WHAT were you doing when David O'Leary scored that penalty in 1990, the strike against Romania that took Ireland to the last eight in the World Cup, heights so vertiginous the entire nation suffered a nose bleed? Jack Charlton remembers precisely what he was up to. According to his autobiography, he was engaging with a spectator sitting behind him in the stadium.
Now some folk, unkindly interpreting the video evidence of Jack with his back to the action, suggested at the time that he couldn't bear to watch, that the tension had become too much for him, that he lost his bottle. Preposterous! Jack Charlton succumb to nerves? Never. It was just that he fancied a cigarette, so, as he always did, bummed one off the nearest person with a packet, had just got a light as O'Leary scored and thus almost missed the biggest moment in Irish sporting history. Somehow, it was typical of Charlton: in times of crisis, why alter the simple habits of a lifetime?
There are three things we all know about Jack Charlton: that he was a dreadnought defender when England won the World Cup in 1966, that he was Ireland's finest ever football manager, and that when he took his beloved Irish squad to meet the Pope, his Holiness recognised a true leader of men when he saw one: "I know who you are," the Pontiff said, "you're the Boss." But there is a fourth, less publicised attribute: that he has an attachment to his own wallet that would embarrass a limpet. Indeed, the uncharitable have suggested that was why he was so determined to do well in his Irish job: if he succeeded it would mean he would never have to buy another drink in the country again.
Making a little go a long, long way, his autobiography suggests, was always; Charlton's greatest skill. That's what he did as a whipper snapper young lad in war torn Northumbria, wheeling and dealing, harrying and poaching and ending up earning more than many a grown man; it's what he did as a footballer of average skill who made himself an indispensable linchpin of both club and country; and it is what he did as a manager of teams with limited resources, marshalling them into outfits feared throughout the world. In the parable of the talents, Jack Charlton could well be the role model for the son who trebled his God given within a fortnight.
The great joy of this autobiography is not the revelations on which it has been hyped in the hope of earning back the biggest ever advance in British sports publishing (rumoured to be £500,000). While it is intriguing to learn what he thinks of the English FA (not much), Eamon Dunphy (even less), or his brother, Bobby (nicely dismissed in the sentence: "I knew there was something odd about him: he didn't like fishing"), these are as nothing compared to the answer which emerges to the question fundamental to Jack Charlton: how, in anything and everything he attempted, did he manage to succeed way beyond reasonable expectation?

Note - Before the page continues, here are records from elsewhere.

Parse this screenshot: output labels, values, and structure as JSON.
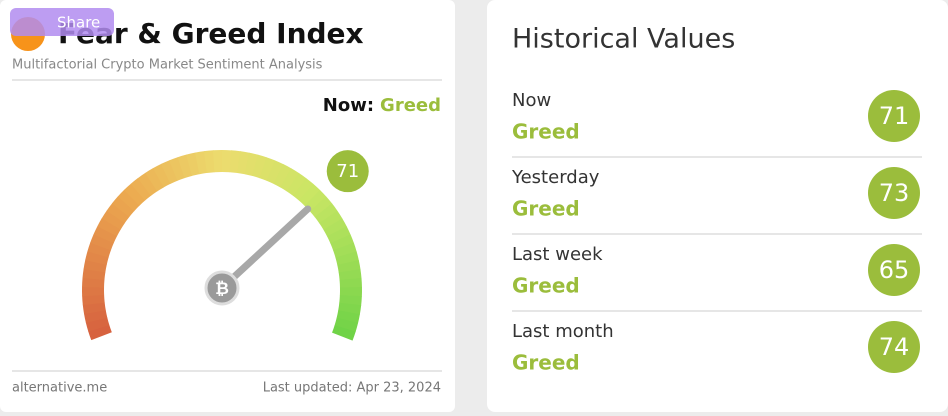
{
  "header": {
    "share": "Share",
    "title": "Fear & Greed Index",
    "subtitle": "Multifactorial Crypto Market Sentiment Analysis"
  },
  "now": {
    "label": "Now:",
    "classification": "Greed"
  },
  "gauge": {
    "value": 71
  },
  "footer": {
    "source": "alternative.me",
    "updated": "Last updated: Apr 23, 2024"
  },
  "historical": {
    "title": "Historical Values",
    "rows": [
      {
        "label": "Now",
        "classification": "Greed",
        "value": 71
      },
      {
        "label": "Yesterday",
        "classification": "Greed",
        "value": 73
      },
      {
        "label": "Last week",
        "classification": "Greed",
        "value": 65
      },
      {
        "label": "Last month",
        "classification": "Greed",
        "value": 74
      }
    ]
  }
}
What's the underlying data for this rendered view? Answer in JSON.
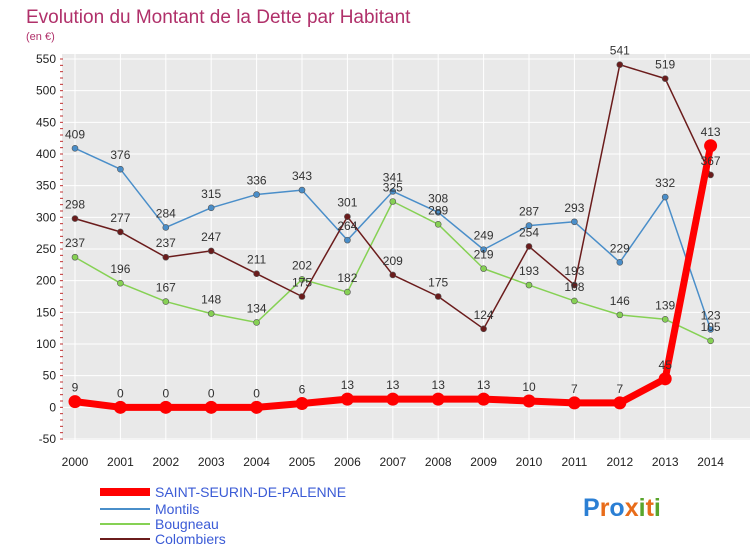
{
  "chart_data": {
    "type": "line",
    "title": "Evolution du Montant de la Dette par Habitant",
    "subtitle": "(en €)",
    "categories": [
      "2000",
      "2001",
      "2002",
      "2003",
      "2004",
      "2005",
      "2006",
      "2007",
      "2008",
      "2009",
      "2010",
      "2011",
      "2012",
      "2013",
      "2014"
    ],
    "ylim": [
      -50,
      550
    ],
    "yticks": [
      -50,
      0,
      50,
      100,
      150,
      200,
      250,
      300,
      350,
      400,
      450,
      500,
      550
    ],
    "grid": true,
    "legend_position": "bottom-left",
    "series": [
      {
        "name": "SAINT-SEURIN-DE-PALENNE",
        "color": "#ff0000",
        "emphasis": true,
        "values": [
          9,
          0,
          0,
          0,
          0,
          6,
          13,
          13,
          13,
          13,
          10,
          7,
          7,
          45,
          413
        ]
      },
      {
        "name": "Montils",
        "color": "#4a8ec9",
        "values": [
          409,
          376,
          284,
          315,
          336,
          343,
          264,
          341,
          308,
          249,
          287,
          293,
          229,
          332,
          123
        ]
      },
      {
        "name": "Bougneau",
        "color": "#86d154",
        "values": [
          237,
          196,
          167,
          148,
          134,
          202,
          182,
          325,
          289,
          219,
          193,
          168,
          146,
          139,
          105
        ]
      },
      {
        "name": "Colombiers",
        "color": "#6b1c1c",
        "values": [
          298,
          277,
          237,
          247,
          211,
          175,
          301,
          209,
          175,
          124,
          254,
          193,
          541,
          519,
          367
        ]
      }
    ]
  },
  "logo": {
    "text": "Proxiti",
    "letters": [
      "P",
      "r",
      "o",
      "x",
      "i",
      "t",
      "i"
    ],
    "colors": [
      "#2b7fd4",
      "#e86c1a",
      "#2b7fd4",
      "#e86c1a",
      "#59a52c",
      "#e86c1a",
      "#59a52c"
    ]
  }
}
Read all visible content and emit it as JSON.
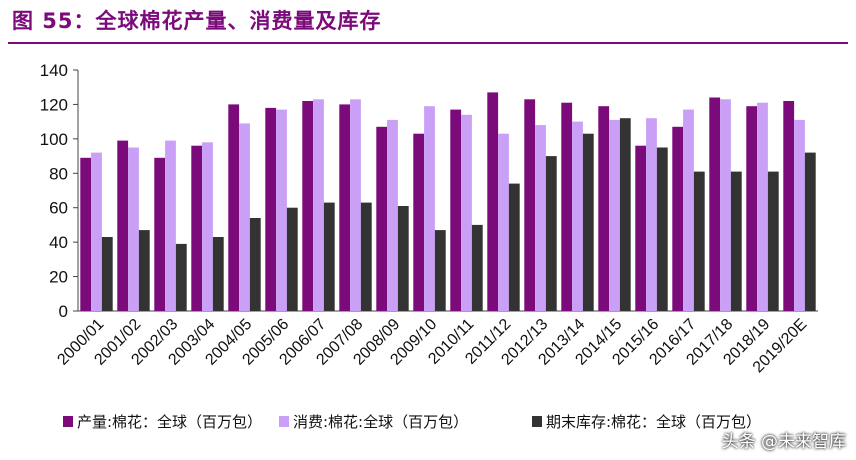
{
  "header": {
    "title": "图 55：全球棉花产量、消费量及库存"
  },
  "chart_data": {
    "type": "bar",
    "categories": [
      "2000/01",
      "2001/02",
      "2002/03",
      "2003/04",
      "2004/05",
      "2005/06",
      "2006/07",
      "2007/08",
      "2008/09",
      "2009/10",
      "2010/11",
      "2011/12",
      "2012/13",
      "2013/14",
      "2014/15",
      "2015/16",
      "2016/17",
      "2017/18",
      "2018/19",
      "2019/20E"
    ],
    "series": [
      {
        "name": "产量:棉花：全球（百万包）",
        "color": "#7b0a7a",
        "values": [
          89,
          99,
          89,
          96,
          120,
          118,
          122,
          120,
          107,
          103,
          117,
          127,
          123,
          121,
          119,
          96,
          107,
          124,
          119,
          122
        ]
      },
      {
        "name": "消费:棉花:全球（百万包）",
        "color": "#c9a0f5",
        "values": [
          92,
          95,
          99,
          98,
          109,
          117,
          123,
          123,
          111,
          119,
          114,
          103,
          108,
          110,
          111,
          112,
          117,
          123,
          121,
          111
        ]
      },
      {
        "name": "期末库存:棉花：全球（百万包）",
        "color": "#333333",
        "values": [
          43,
          47,
          39,
          43,
          54,
          60,
          63,
          63,
          61,
          47,
          50,
          74,
          90,
          103,
          112,
          95,
          81,
          81,
          81,
          92
        ]
      }
    ],
    "ylim": [
      0,
      140
    ],
    "yticks": [
      0,
      20,
      40,
      60,
      80,
      100,
      120,
      140
    ],
    "grid": false,
    "legend_position": "bottom"
  },
  "watermark": "头条 @未来智库"
}
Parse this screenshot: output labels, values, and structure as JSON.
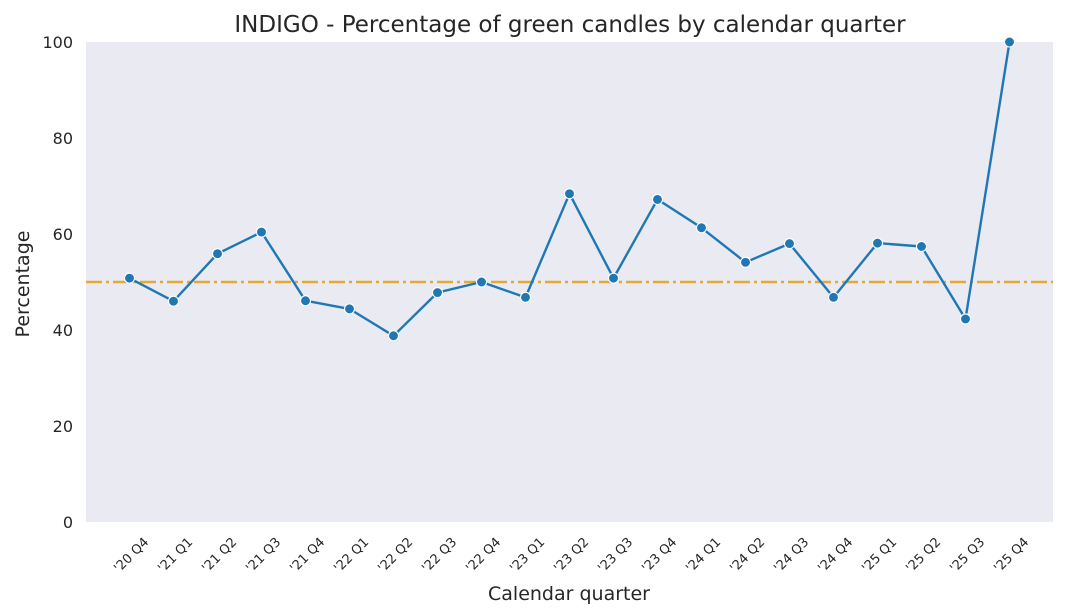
{
  "chart_data": {
    "type": "line",
    "title": "INDIGO - Percentage of green candles by calendar quarter",
    "xlabel": "Calendar quarter",
    "ylabel": "Percentage",
    "ylim": [
      0,
      100
    ],
    "yticks": [
      0,
      20,
      40,
      60,
      80,
      100
    ],
    "grid": false,
    "legend": "none",
    "categories": [
      "'20 Q4",
      "'21 Q1",
      "'21 Q2",
      "'21 Q3",
      "'21 Q4",
      "'22 Q1",
      "'22 Q2",
      "'22 Q3",
      "'22 Q4",
      "'23 Q1",
      "'23 Q2",
      "'23 Q3",
      "'23 Q4",
      "'24 Q1",
      "'24 Q2",
      "'24 Q3",
      "'24 Q4",
      "'25 Q1",
      "'25 Q2",
      "'25 Q3",
      "'25 Q4"
    ],
    "series": [
      {
        "values": [
          50.8,
          46.0,
          55.9,
          60.4,
          46.1,
          44.4,
          38.8,
          47.8,
          50.0,
          46.8,
          68.4,
          50.8,
          67.2,
          61.3,
          54.1,
          58.0,
          46.8,
          58.1,
          57.4,
          42.3,
          100.0
        ]
      }
    ],
    "reference_line": {
      "y": 50,
      "style": "dash-dot"
    },
    "colors": {
      "background": "#eaeaf2",
      "line": "#1f77b4",
      "marker": "#1f77b4",
      "marker_edge": "#ffffff",
      "reference": "#e6a832",
      "text": "#262626"
    }
  }
}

He did it, it seems, because he never over complicated a problem. For Jack, everything - football, politics, life was a matter of black and white, simple choices. And once he had made a decision, he stuck with it. In the spare, call a spade a bloody shovel prose style of the book, it all unfolds: where others wavered, Jack ploughed on, forever convinced he was in the right. The book oozes a bullish self certainty. Anyone he has ever argued with is dismissed as "a prat", always in the wrong. In the chapter about his love of field sports you can see it all: Jack's brow furrowing as he writes that he simply cannot understand how anyone could logically consider his affection for slaughtering the fauna of the British Isles in anyway distasteful.
The Charlton clarity meant and this was vital to his success - that he had an unerring eye for the big picture. The book is fascinating in its discussion of tactics. Rarely has any tome made football seem such an easy game. There are no Christmas trees here, or sophisticated deconstructions of the sweeper system. Charlton claims there was no point trying to match the continental teams for skill, so he instructed his Ireland boys simply to harry and chase. And that's how they won so much: if you can't join em, beat em.
With his vision distracted by the broader brush strokes, of course, the details were often fogged. But then, when Charlton did what he did, does it really matter that he couldn't remember the names of his own players? Or that on page 90 of his autobiography he writes he was glad West Germany beat Italy in the semifinals of the 1966 World Cup, because the Italians would have been tougher opposition in the final, when any schoolboy knows the Germans beat the USSR and the Italians had long gone home in ignominy after being beaten by North Korea? Perhaps Jack didn't realise at the time who he was playing. Anyway, he would say, what's it matter, just as long as they had a cigarette handy when a fella needed one; that's what counts.